However, when I heard about this campaign, Rainbow Laces, I was intrigued. You see, I may not care much about a group of men kicking a leather ball around a field, but I do care about raising awareness of homophobia in all aspects of daily life, sport included.

Did you know, there are no openly gay or bi professional football players currently playing anywhere in the world? And considering that football is one of the most watched sports around the globe, this is kind of a big deal.

This UK based campaign, to give out free rainbow coloured laces to football players all over the country to show support this weekend for put an end to the homophobia that prevents gay and bi players from being out.

Arsenal FC, one of London’s most famous football teams, is backing the campaign, which will hopefully give it some more exposure.

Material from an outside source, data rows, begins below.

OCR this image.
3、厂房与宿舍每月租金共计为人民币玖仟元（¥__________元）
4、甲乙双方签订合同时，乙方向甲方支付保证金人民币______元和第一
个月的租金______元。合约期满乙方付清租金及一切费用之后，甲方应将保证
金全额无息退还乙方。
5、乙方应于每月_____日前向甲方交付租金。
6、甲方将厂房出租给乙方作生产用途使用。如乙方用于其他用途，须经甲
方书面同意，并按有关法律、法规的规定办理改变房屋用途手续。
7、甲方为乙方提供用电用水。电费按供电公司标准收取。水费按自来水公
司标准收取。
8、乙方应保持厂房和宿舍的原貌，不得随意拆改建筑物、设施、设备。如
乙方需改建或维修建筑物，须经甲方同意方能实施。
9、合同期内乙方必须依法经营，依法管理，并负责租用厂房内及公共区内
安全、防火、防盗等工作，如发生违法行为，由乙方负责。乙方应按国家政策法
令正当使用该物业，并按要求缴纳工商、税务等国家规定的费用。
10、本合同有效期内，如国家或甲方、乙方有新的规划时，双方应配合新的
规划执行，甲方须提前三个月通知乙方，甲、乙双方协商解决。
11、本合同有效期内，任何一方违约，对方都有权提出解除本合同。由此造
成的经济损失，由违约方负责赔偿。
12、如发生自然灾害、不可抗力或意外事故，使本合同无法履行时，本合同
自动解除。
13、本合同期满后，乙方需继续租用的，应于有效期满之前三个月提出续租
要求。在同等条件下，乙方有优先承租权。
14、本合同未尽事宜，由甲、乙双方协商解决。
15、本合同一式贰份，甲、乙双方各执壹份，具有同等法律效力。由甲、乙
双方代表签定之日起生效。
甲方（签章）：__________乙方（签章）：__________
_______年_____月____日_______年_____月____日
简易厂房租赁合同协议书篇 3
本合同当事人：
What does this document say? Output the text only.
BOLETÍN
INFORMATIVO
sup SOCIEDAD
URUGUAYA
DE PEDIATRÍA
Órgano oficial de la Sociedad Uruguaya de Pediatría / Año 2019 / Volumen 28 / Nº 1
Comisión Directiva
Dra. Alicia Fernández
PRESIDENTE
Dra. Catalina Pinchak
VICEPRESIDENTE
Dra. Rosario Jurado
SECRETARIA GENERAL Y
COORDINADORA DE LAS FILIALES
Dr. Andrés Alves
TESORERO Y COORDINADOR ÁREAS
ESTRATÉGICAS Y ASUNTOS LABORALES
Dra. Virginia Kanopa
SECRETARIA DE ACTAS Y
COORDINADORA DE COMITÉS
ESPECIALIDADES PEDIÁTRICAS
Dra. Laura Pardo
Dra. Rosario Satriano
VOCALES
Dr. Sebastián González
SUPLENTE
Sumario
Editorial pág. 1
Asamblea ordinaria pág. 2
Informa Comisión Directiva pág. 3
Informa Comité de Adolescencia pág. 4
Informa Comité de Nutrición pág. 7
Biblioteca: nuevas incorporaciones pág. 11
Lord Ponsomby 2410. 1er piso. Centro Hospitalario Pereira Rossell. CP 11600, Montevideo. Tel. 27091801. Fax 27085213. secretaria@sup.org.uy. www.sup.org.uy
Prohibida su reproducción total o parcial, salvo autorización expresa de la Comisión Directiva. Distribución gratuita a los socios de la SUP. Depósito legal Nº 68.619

With the next two FIFA Football World Cups taking place in Russia (2018) and Qatar (2022), two countries which criminalise homosexuality and ones expression thereof with varying degrees of severity, the landscape of professional football changing to accept openly gay and bi players in the next few years could be a major stepping stone towards a more equal and accepting global community.

So while I don’t particularly care about the everyday dramas of which team beats which other football team, I do care about how this immensely popular sport could play an important part in shaping the future of LGBT rights and recognition.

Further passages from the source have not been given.